Section 230(c) is the key to the publisher/not publisher dance behind which the social media giants hide.


Pouring gas on the flames

The Mayor of Minneapolis, who was parachuted in from the East Coast with the objective of becoming a future Senator, is making it very clear whose side he is on.

Minneapolis Mayor Jacob Frey says last night’s violent protests are a reflection of the reality the black community has faced and 400 years of inequality. He says to ignore it would be to ignore the “values we all claim to have.”

The Mayor of Minneapolis, Jacob Frey, gave the passionate speech that he needed to deliver to the hurt and angry black community in his city.
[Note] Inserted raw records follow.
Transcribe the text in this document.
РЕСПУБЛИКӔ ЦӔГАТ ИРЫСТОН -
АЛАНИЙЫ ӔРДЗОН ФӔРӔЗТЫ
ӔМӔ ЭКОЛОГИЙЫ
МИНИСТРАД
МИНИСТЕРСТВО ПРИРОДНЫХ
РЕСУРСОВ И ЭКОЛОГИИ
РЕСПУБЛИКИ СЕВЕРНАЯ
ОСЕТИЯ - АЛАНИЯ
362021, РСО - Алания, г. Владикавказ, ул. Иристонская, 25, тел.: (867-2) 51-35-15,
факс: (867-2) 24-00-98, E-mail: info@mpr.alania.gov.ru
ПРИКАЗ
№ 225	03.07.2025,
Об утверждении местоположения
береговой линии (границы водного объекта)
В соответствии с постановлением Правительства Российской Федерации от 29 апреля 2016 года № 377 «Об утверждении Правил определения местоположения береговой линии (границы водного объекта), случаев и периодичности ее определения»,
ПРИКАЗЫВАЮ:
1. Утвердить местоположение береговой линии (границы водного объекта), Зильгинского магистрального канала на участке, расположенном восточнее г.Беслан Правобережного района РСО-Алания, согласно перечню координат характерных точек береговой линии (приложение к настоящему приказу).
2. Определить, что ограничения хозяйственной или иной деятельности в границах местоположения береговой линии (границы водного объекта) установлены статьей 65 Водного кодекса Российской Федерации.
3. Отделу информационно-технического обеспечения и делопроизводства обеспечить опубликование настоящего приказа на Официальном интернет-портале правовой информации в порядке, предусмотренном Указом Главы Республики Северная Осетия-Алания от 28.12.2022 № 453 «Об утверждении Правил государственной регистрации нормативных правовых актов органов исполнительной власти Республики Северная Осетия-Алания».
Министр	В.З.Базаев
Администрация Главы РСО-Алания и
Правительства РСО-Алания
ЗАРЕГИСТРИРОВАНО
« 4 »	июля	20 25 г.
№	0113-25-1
He is telling them, their feelings are “not only understandable, they are right.”

It should be amusing to see him attempt to dance his way out of responsibility for the arson of which he was among the chief architects. And the hurt and angry jogger community is so understandable, and so right, that the Mayor has now asked for the Minnesota National Guard to assist them in their time of mourning.


The Cloud Police

Not content with eradicating thought crime from the social media platforms, the media is now teaming up with the technology companies to eradicate it from personal accounts in the Cloud:

The Washington Post’s Silicon Valley Correspondent Elizabeth Dwoskin complained that after the coronavirus documentary Plandemic was censored on social media, some YouTube clips were telling users how to access “banned footage” from the documentary via Google Drive. She then notes that after The Washington Post contacted Google, Google Drive took down a file featuring the trailer for the Plandemic documentary.

This is why you need to get off the Cloud, get off the social media platforms, and support the independent alternatives. Even if you are certain that you are not a crimethinker today, you cannot be certain that you will not be deemed a crimethinker tomorrow.